If this isn't the right technology, what is? This post tells you how to retrieve the handle of the parent AppDomain, but many of those seem to use mscoree.dll, and generally I was under the impression that COM and IIS didn't mix terribly well. This post talks about wiping out your initial AppDomain and creating a new one. Perhaps that's not necessary in IIS?

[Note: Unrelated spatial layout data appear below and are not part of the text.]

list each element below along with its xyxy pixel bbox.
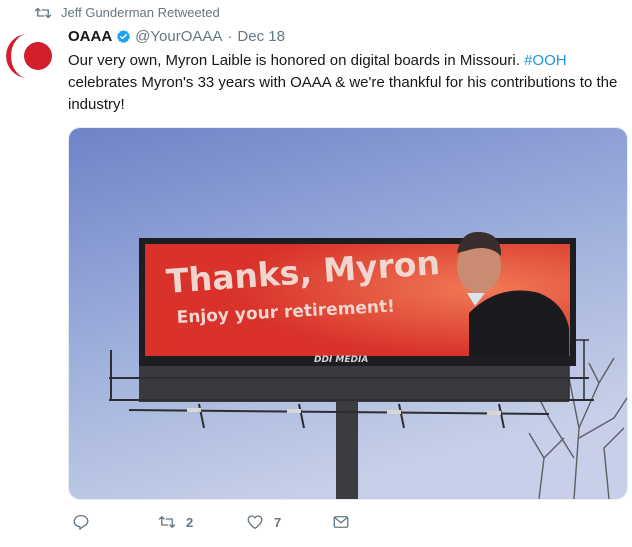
author-handle[interactable]: @YourOAAA — [135, 28, 222, 45]
like-button[interactable]: 7 — [246, 513, 281, 531]
tweet-text-part1: Our very own, Myron Laible is honored on… — [68, 52, 525, 69]
retweet-icon — [34, 7, 52, 18]
tweet-date[interactable]: Dec 18 — [237, 28, 285, 45]
retweet-icon — [158, 516, 176, 528]
verified-badge-icon — [116, 29, 131, 44]
reply-icon — [73, 514, 89, 530]
like-count: 7 — [274, 514, 282, 530]
tweet-media-photo[interactable]: Thanks, Myron Enjoy your retirement! DDI… — [68, 127, 628, 500]
header-separator: · — [227, 28, 233, 45]
hashtag-link[interactable]: #OOH — [524, 52, 567, 69]
oaaa-logo — [6, 31, 56, 81]
avatar[interactable] — [6, 31, 56, 81]
retweet-button[interactable]: 2 — [158, 513, 193, 531]
reply-button[interactable] — [72, 513, 100, 531]
heart-icon — [247, 515, 263, 530]
vendor-logo: DDI MEDIA — [314, 355, 368, 365]
retweet-banner[interactable]: Jeff Gunderman Retweeted — [34, 5, 220, 20]
envelope-icon — [333, 516, 349, 528]
tweet-text: Our very own, Myron Laible is honored on… — [68, 50, 620, 116]
direct-message-button[interactable] — [332, 513, 360, 531]
tweet-actions: 2 7 — [72, 513, 372, 535]
retweet-count: 2 — [186, 514, 194, 530]
tweet-header: OAAA @YourOAAA · Dec 18 — [68, 28, 285, 45]
author-name[interactable]: OAAA — [68, 28, 112, 45]
tweet-text-part2: celebrates Myron's 33 years with OAAA & … — [68, 74, 618, 113]
retweet-banner-text: Jeff Gunderman Retweeted — [61, 5, 220, 20]
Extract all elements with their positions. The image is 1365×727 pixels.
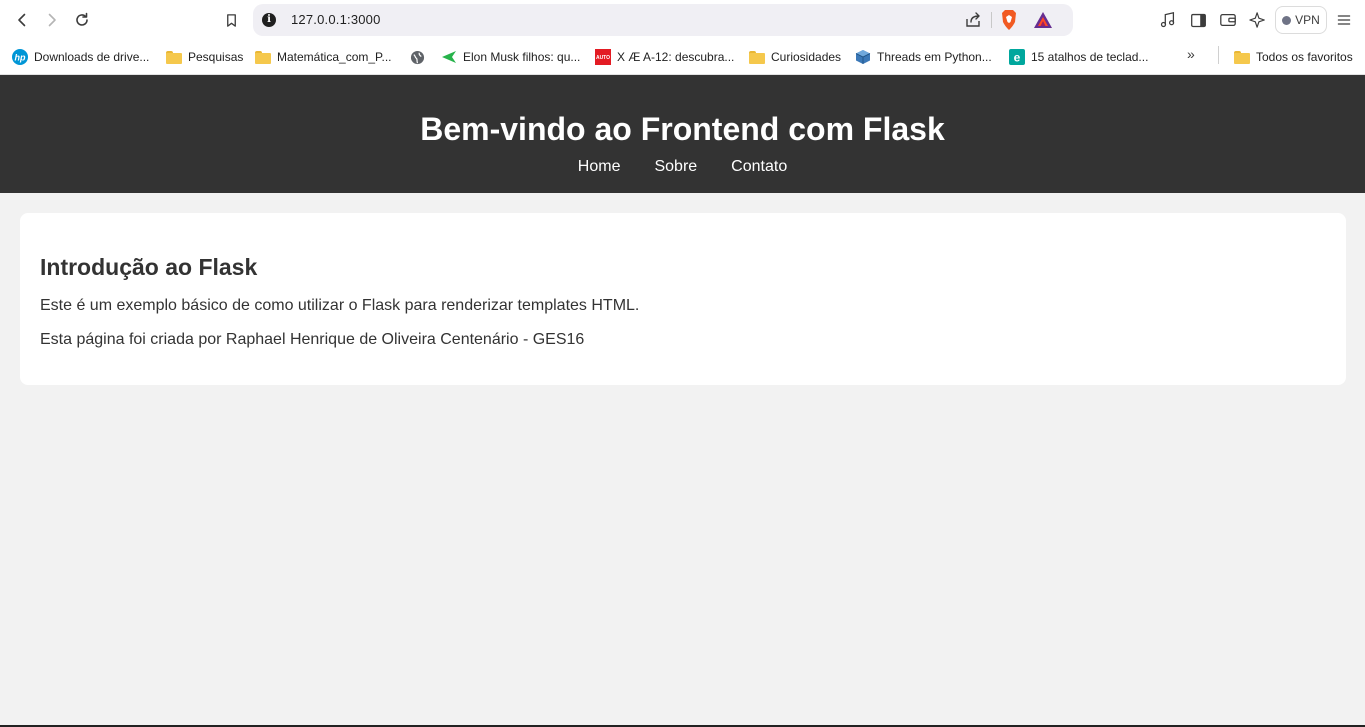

Is there a way for a child AppDomain to efficiently execute methods inside of the Request object that spawned it, and if so what is it?

解决方案

I think I've found a simple technique for a child AppDomain to alter the state in the parent AppDomain without using WCF or mscoree.dll. Rereading the first post above, I see he does mention it as a possibility, but rejects it for reasons that are not clear to me. The trick is to create an object derived from MarshalByRefObject in the parent, obtain an ObjectHandle to it, and then pass that ObjectHandle to the child AppDomain. The child can then unwrap the handle to get a proxy, and can then call methods which will alter the state of the object in the parent. Here's a code sample:

class Program
{
    public class ParentFacade : MarshalByRefObject
    {
        public List<string> Collection { get; set; }
        public void AddElement(string el)
        {
            Collection.Add(el);
        }
    }

    public class ChildFacade : MarshalByRefObject
    {
        public void AlterParentState(ObjectHandle handle)
        {
            var parent = handle.Unwrap() as ParentFacade;
            parent.AddElement("Message from child");
        }
    }

    static void Main(string[] args)
    {
        var child = AppDomain.CreateDomain("child");
        var childFacadeType = typeof(ChildFacade);
        var childProxy = child.CreateInstanceAndUnwrap(childFacadeType.Assembly.FullName, childFacadeType.FullName) as ChildFacade;

        var parentColl = new List<string>();
        var facade = new ParentFacade();
        facade.Collection = parentColl;
        var facadeHandle = new ObjectHandle(facade);
        childProxy.AlterParentState(facadeHandle);

        foreach (var item in parentColl)
            Console.WriteLine(item);
    }
}

This code shows that a method in the child was able to alter the state of objects in the parent. This particular example isn't terribly useful, but this is very powerful when you are setting up a sandbox, and include .dll's in the child assembly that you don't trust. The untrusted assembly can call methods in the ChildFacade and thereby alter the state in the parent in a controlled and safe way.